Mundial de Escritura 3: Día 2

Ana Carolina de Dobrzynski ✨
3 min readAug 18, 2021

Consigna: escuchen el fragmento del texto de Natalia Ginzburg y traten de construir un texto emulando su estructura: establezcan una relación entre dos pronombres (él y ella, ella y ellos, ellas y nosotros, ustedes y yo; los que prefieran; reales o imaginarios) y describan la relación a través de pequeños contrastes, manteniendo el ritmo de la equiparación.
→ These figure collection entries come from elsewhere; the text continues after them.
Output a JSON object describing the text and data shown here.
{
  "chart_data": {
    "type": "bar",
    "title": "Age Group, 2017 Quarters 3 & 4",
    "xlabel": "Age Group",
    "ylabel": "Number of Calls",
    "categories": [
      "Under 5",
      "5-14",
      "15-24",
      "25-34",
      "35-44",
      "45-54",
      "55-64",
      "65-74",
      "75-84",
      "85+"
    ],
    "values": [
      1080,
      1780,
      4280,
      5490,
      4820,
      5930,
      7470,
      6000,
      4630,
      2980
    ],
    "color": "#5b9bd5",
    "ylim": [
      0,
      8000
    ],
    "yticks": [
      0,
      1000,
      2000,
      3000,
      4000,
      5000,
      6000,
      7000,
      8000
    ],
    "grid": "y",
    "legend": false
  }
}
Ella no tiene tiempo, nunca lo tiene. Yo le digo que me lo hago, pero en realidad mis días son lentos, se estiran en líneas delgadas que vibran como cuerdas que suenan a nada. Mira su reloj, aleja su rostro, contrae sus párpados. No ve bien de cerca y yo ni cerca estoy de ver un reloj en mi vida. Me dice que pidió en la barra. Yo no me atrevería ni a acercarme, está lleno de gente tomando decisiones a la velocidad de la luz, es para mí un alambre electrificado, un lugar para personas que saben lo que hacen incluso sin saber lo que están haciendo. De todas formas ya sabe lo que quiero porque siempre pido igual, me ahorro un problema. Ella también pide lo mismo siempre, se ahorra el minuto que toma leer la carta y después lo deja en la propina. Llegan a la misma mesa dos Martinis idénticos con carácteres distintos. Yo tengo dos aceitunas lavadas, quien confecciona mi cóctel sabe que detesto la salmuera y todo lo que contenga en su nombre una palabra parecida a la muerte. Ella mira con cariño a su Dirty Fifty, tiene sal suficiente para hacer flotar al mar muerto si el mar muerto cupiera en una copa.
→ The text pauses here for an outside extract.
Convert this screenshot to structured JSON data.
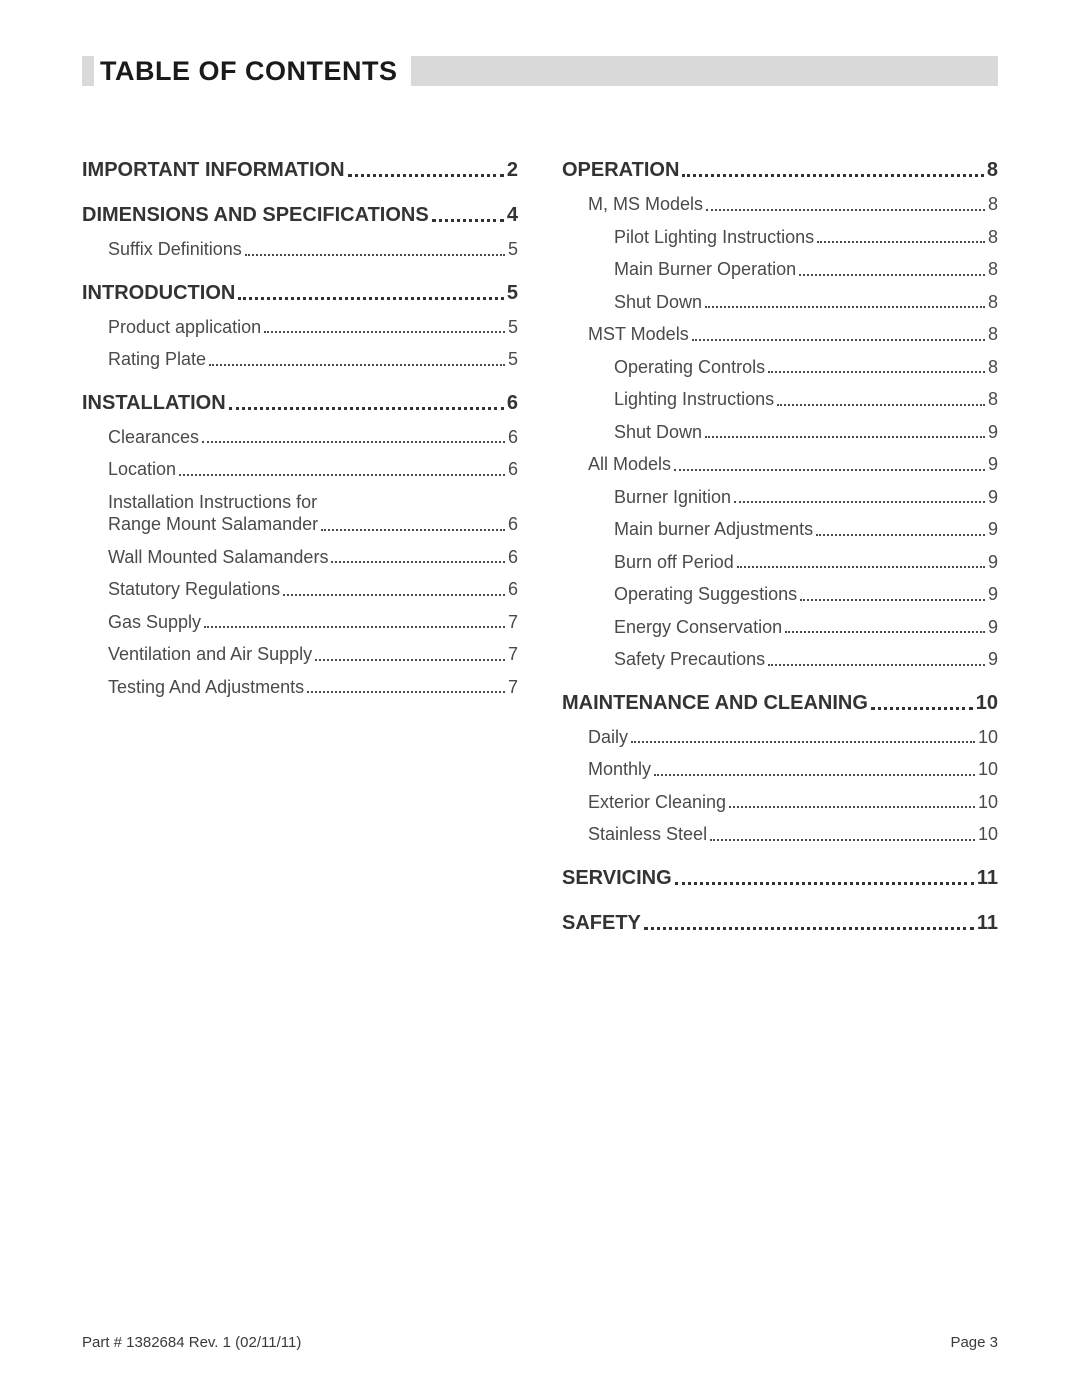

Yo solo escribo y más no sé hacer. No sé pedir en la barra, no sé apurarme y no sé mentir. Ella es mi editora y lo puede todo. Lo que está afuera de su alcance aprende a pedirlo, apura de a poco, en una mano una copa y en la otra una mentira maquilla números nuevos en un contrato que nunca leí. Recién entonces me enderezo en el respaldo del sillón. Consciente soy del tiempo que se acorta y juega con la idea de no seguir respaldando mi trabajo. Ella mantiene rígida una postura en forma de flecha. Las piernas cruzadas apuntan en diagonal hacia abajo, de donde a veces sale a saludar la muerte. Es por eso que mantengo la mirada por encima de la línea de nuestra mesa. Todo lo demás es un arco: el espacio converge hacia ella y en una tensión estruendosa prepara paciente el momento de soltarla.
Ella corrige. Es lo que hacemos, yo hago y ella corrige. Tiro sobre la mesa cinco o seis excusas que me alarguen la vida un rato más. Ella las pone en fila entre su cartera y el cenicero. Las invierte, altera su orden, les echa sal para secar posibilidades. Yo mido el voltaje de sus manos, traza para mí una condición nueva por cada excusa desechada y siento retraerse la flecha de su cuerpo. Yo soy presa fácil. En mi naturaleza ella es una amenaza predecible. Nazco sabiendo que la necesito para moverme. Nazco sabiendo que puede matarme. Cuando pide la cuenta dice que quiere invitarme. Yo quiero que me invite. Después de todo es ella quien capitaliza mi dinero, mi tiempo que no existe y mis posibilidades de usar ambas cosas. Desarma su posición puntiaguda con una delicadeza desesperante. Desata sus piernas y quita de su columna la tensión que la mantenía lista para atravesarme. Yo despierto mi cuerpo de un sueño aterrador. Soñé con un reloj en el medio de mi pecho. Yo era una serpiente, ondulada y echada sin fuerza sobre la silla de un bar cubierta de sal. Antes de irse me extiende un nuevo contrato. Su firma era como un electrocardiograma, letras geométricas apretando significados sobre un renglón. La mía unas olas tenues que imaginé sobre su cóctel salado, pero flotando sobre él.